Diritto alle ferie retribuite e obbligo di avere effettivamente lavorato

Alla luce delle predette argomentazioni, la Corte di Cassazione conclude che, "pur avendo il diritto alle ferie una duplice finalità, ossia di consentire al lavoratore, da un lato, di riposarsi rispetto alla esecuzione dei compiti attribuitigli in forza del suo contratto di lavoro e, dall'altro, di beneficiare di un periodo di distensione e di ricreazione (sentenza del 20.7.2016, Maschek, C-341/15, EU: 2016:576, punto 34 e giurisprudenza ivi citata), la Corte di Giustizia con la su indicata pronuncia del 25.6.2020 (punto 59) ha sottolineato che in talune situazioni specifiche, nelle quali il lavoratore non è in grado di adempiere alle proprie funzioni, il diritto alle ferie annuali retribuite non può essere subordinato da uno Stato membro all'obbligo di avere effettivamente lavorato".
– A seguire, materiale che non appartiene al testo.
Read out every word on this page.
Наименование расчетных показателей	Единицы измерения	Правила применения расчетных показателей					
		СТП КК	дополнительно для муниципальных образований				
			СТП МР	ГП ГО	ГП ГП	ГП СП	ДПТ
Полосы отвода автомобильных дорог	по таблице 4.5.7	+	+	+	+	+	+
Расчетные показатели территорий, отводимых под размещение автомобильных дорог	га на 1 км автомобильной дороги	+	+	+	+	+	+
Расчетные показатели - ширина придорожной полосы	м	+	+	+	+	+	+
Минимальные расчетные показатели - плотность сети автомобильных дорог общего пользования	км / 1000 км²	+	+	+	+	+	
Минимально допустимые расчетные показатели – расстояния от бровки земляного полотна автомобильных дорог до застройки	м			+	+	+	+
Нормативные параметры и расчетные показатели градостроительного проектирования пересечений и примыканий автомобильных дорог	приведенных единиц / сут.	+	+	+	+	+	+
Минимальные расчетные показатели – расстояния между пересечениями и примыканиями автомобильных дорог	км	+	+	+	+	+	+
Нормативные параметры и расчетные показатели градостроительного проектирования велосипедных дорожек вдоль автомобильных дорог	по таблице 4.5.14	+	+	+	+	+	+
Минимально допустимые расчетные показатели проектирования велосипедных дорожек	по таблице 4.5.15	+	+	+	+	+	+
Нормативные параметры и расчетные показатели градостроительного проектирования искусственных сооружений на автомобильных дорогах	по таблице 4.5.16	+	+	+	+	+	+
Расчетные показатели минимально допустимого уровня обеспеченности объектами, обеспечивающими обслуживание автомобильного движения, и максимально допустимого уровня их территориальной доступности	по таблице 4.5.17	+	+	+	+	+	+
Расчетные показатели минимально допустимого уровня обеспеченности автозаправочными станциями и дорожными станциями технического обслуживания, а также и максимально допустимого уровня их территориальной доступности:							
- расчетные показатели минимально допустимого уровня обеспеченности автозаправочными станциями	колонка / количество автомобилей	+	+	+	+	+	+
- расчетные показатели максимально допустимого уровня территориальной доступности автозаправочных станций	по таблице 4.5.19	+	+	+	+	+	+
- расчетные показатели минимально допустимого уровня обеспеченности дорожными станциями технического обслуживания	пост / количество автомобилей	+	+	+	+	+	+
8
La Corte di Giustizia - aggiungono gli Ermellini - "ha equiparato (punto 67 della pronuncia del 25.6.2020) la situazione di cui al presente processo a quella della sopravvenienza di una inabilità al lavoro per causa di malattia (trattandosi di contesti imprevedibili e indipendenti dalla volontà del lavoratore), di talché il periodo compreso tra la data del licenziamento illegittimo e la data della reintegrazione del lavoratore nel suo impiego deve essere assimilato ad un periodo di lavoro effettivo ai fini della determinazione dei diritti alle ferie annuali".

La Suprema Corte pertanto cassa la sentenza in relazione al suddetto motivo e rinvia alla Corte di appello per gli accertamenti in fatto.